Short video from our summer seminar. Jennifer is having fun with Wing Tsun Instructor and Fitness Trainer Steve McMinn (www.fit4real.ca). The continuous repetition of the Pak-Sau/Punch exercise is purely about stamina and will power. The repetition and intensity creates quickly awareness of the muscle groups involved. ;-) Naturally, in a self-defense situation this combination would only occur once or twice.
I am painfully aware of my 'blog absence' and vow to post and post and post during the next weeks. :-) Steve McMinn has raised the bar and has been doing a great job with his Real Fitness blog. Have a look at the photos, read what he has to say about the recent Wing Tsun summer seminar: first day, second day.

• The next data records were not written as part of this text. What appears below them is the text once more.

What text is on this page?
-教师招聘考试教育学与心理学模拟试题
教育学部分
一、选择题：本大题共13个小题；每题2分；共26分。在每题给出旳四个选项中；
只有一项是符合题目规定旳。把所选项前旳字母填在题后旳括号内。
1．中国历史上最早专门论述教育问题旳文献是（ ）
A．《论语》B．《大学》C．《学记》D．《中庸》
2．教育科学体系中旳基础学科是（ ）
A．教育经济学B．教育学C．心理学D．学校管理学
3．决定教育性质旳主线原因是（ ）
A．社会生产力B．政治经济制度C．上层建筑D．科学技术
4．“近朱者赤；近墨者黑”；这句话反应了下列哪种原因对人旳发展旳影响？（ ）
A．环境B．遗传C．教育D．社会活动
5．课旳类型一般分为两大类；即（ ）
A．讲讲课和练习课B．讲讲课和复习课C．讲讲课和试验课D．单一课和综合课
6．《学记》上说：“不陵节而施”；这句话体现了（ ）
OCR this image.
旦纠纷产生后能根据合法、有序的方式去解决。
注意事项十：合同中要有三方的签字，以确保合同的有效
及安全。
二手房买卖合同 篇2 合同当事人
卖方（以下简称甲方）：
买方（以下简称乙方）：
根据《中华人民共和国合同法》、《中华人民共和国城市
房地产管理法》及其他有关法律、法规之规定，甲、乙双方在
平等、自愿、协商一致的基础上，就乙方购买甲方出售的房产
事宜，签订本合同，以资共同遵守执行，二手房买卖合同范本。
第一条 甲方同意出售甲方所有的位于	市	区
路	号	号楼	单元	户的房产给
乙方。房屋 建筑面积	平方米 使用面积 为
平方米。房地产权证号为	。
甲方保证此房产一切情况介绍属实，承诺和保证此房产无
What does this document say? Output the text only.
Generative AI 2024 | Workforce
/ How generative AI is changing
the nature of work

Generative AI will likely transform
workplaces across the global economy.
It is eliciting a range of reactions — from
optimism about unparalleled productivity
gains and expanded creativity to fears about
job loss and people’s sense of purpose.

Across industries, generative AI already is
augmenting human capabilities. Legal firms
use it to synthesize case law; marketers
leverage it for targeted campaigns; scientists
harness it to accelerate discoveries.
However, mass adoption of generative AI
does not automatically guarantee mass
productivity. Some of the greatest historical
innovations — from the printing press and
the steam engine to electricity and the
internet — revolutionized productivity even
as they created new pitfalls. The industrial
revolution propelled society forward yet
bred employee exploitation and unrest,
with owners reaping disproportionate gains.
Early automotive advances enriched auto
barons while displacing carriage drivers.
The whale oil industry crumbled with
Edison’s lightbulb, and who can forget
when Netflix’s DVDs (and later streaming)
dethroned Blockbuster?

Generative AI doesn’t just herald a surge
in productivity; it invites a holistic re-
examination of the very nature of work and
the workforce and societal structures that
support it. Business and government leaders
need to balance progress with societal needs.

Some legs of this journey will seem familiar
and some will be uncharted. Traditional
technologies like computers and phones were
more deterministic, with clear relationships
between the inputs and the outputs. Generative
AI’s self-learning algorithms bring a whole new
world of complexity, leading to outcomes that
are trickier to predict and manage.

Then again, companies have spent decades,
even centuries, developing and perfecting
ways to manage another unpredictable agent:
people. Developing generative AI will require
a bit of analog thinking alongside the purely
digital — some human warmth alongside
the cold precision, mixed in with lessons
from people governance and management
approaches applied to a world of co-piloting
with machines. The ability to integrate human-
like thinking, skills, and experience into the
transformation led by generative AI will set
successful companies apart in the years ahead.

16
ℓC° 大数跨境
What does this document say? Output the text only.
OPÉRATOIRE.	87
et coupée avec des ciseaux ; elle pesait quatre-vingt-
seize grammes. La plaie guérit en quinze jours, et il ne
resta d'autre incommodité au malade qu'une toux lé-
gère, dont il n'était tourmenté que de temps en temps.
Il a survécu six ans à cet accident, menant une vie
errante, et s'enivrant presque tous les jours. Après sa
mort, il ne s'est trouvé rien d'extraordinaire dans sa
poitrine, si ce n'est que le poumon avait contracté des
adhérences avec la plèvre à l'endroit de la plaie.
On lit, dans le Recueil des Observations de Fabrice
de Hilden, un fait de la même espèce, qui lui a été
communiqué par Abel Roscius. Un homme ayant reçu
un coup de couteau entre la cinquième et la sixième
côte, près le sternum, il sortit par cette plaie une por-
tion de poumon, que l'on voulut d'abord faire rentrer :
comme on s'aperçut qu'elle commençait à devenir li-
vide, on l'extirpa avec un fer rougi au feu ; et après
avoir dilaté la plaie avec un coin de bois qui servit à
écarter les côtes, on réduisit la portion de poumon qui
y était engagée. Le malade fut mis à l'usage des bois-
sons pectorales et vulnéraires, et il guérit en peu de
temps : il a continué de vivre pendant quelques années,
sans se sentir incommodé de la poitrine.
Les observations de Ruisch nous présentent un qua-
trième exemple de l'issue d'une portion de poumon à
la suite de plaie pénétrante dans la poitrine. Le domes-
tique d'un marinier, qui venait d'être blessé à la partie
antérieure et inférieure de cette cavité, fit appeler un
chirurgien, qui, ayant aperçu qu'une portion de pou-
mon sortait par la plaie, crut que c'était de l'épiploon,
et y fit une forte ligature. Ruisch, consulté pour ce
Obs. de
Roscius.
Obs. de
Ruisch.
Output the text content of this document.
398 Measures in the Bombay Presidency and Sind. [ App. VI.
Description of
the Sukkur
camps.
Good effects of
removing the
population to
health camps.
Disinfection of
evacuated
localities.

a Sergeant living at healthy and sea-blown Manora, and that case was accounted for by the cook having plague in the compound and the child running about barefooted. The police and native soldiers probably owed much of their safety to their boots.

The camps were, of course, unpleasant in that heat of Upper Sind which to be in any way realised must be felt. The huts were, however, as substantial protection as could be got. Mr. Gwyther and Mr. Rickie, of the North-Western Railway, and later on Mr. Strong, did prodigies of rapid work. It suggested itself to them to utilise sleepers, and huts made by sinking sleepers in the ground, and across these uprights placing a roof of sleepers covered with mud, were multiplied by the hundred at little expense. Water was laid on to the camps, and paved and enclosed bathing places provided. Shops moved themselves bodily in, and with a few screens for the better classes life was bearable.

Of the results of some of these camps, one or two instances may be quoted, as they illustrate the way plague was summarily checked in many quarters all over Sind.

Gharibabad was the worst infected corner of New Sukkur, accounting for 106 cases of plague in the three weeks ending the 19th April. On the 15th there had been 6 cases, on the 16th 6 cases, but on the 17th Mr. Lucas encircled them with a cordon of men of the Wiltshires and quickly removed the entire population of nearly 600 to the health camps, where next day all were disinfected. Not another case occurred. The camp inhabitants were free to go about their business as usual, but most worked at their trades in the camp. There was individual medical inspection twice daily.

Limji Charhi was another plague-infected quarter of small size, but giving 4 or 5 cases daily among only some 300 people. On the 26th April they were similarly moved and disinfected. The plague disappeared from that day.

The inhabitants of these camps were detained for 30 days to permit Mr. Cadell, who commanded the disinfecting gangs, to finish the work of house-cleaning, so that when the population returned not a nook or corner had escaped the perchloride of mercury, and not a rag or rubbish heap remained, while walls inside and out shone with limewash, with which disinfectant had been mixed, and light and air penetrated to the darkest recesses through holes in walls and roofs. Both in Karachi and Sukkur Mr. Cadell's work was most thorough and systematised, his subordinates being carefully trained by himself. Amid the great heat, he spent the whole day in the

Yes, once again it was time for one of our three annual seminars here at Wing Tsun Kung Fu Vancouver, the first Canadian Wing Tsun branch. Each seminar week features a unique topic, puts the spotlight on a particular way of training, or another particular aspect of this exciting self-defense system.
After a recent successful seminar at Wing Tsun Calgary, it was a pleasure to greet German Ferrer, head instructor in Calgary. He especially enjoyed working out with our Edmond "wooden arms" Chow, member of the Vancouver trainer team. After having heard about the incredibly friendly atmosphere at the Calgary WingTsun seminar, we are all looking forward to the Fall seminar in Calgary.
Back to last week's seminar. Exercises for all participants involved working with a shock stick (Yawara) and with a rubber knife. But the weapons were merely tools to support developing ideas for different ways of striking. Building muscle memory, understanding the linking of muscle groups, leads to one of the key issues of Wing Tsun, might I dare say a key issue of any martial art.
What am I talking about? The somewhat rare ability, to seamless connect footwork and hand-actions. The ability to explode into the beginning of the first attack. Also, many students got the point, once again, that a world of techniques doesn't do anything, if you don't develop 'knockout power'. Afterwards, when the seminar is over, it feels so good if you have driven yourself to exhaustion during a seminar. Sweat, loads of sweat, moving your shoulders, non-stop footwork, thousands of punches and strikes, working on bridging the distance safely, stopping the attacker from inflicting harm on you.
Don't forget, Kung Fu is Chinese boxing, and there are certain rules of physics that any martial arts has to follow. One of them the physics of how to develop true punching power.